By the way, is it possible also to edit $_COOKIE? I heard yes, but if yes, then how?


$_SESSION is stored server-side. The best a hacker could do would be substitute another user's session for the existing session, but the hacker could not insert arbitrary data into $_SESSION. $_COOKIE is, however, stored client-side, so a hacker can insert arbitrary data into the cookie, by just editing the cookie.


By default, the $_SESSION is already backed by a cookie with the name phpsessionid (so that the server is able to identify the client and associate it with one of the sessions in server's memory). If a hacker knows the cookie value of someone else and copies it in its own cookie with the same name on the same domain/path, then the hacker has access to the same $_SESSION. The cookie value is however long and random enough to minimize the risks the session being hijacked within half a hour (the default session timeout).


If you're worried about people altering sessions (session hijacking) look into session_regenerate_id()

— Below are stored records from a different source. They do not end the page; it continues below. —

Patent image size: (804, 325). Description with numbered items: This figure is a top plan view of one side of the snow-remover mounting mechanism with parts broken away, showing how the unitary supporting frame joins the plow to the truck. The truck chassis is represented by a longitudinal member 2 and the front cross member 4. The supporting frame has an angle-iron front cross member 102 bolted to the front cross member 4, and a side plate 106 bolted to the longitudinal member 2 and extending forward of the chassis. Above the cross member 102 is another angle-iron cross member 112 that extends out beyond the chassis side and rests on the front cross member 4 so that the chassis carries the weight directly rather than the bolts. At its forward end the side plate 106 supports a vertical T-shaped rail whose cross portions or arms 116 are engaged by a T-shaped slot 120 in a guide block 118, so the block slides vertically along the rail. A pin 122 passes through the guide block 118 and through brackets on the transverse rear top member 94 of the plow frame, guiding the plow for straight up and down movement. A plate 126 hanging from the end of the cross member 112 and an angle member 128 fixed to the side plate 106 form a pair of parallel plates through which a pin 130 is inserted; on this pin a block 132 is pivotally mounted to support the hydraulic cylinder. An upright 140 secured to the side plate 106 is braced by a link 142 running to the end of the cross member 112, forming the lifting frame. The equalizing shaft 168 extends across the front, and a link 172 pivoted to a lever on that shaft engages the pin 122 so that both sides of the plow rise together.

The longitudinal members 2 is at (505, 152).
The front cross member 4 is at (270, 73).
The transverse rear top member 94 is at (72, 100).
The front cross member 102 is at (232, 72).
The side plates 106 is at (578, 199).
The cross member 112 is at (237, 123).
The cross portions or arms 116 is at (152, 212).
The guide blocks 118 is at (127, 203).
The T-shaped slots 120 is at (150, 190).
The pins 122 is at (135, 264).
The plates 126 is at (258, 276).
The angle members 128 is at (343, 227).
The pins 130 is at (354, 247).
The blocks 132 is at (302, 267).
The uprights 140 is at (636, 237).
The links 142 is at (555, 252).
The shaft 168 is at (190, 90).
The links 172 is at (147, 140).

$_SESSION is stored on your webserver, so it's not possible to directly alter it via the web. Of course, your PHP application can update $_SESSION, so it still might be possible for an attacker to trick your application into doing something to $_SESSION that it shouldn't - it all depends on the specifics of your application.

$_COOKIE is stored on the user's browser, which means that the user has the power to change their own cookies.

One of the main uses for cookies is authentication. A user logs in and information is stored in $_SESSION. A cookie (stored in $_COOKIE) records the session id of the user so that your application knows which session belongs to the logged-in user.


Yes Hacker can hijack the session you can use session_regenerate_id() , or stole it look if you are admin and you logged in ,( session is in the server ) hacker have it via xss = > will make cookie in his pc with this session and log , change the pass or add admin , besore the end of the session


cookie can stole too , look this code setcookie("admin","admin_log",time()+3600); if hacker know the code like opensource he can log as make cookie by firefox addons as the cookie name and value


Cookies are sent via the user-agent every time a page is requested. The user-agent doesn't need to be a browser. It could be a small shell script. Even if it is a browser, there's an "edit cookie" extension for Firefox.


$_COOKIE contains information that the client sent to your web server. Most commonly this is the contents of browser cookies but t could contain ANYTHING, so don't trust it.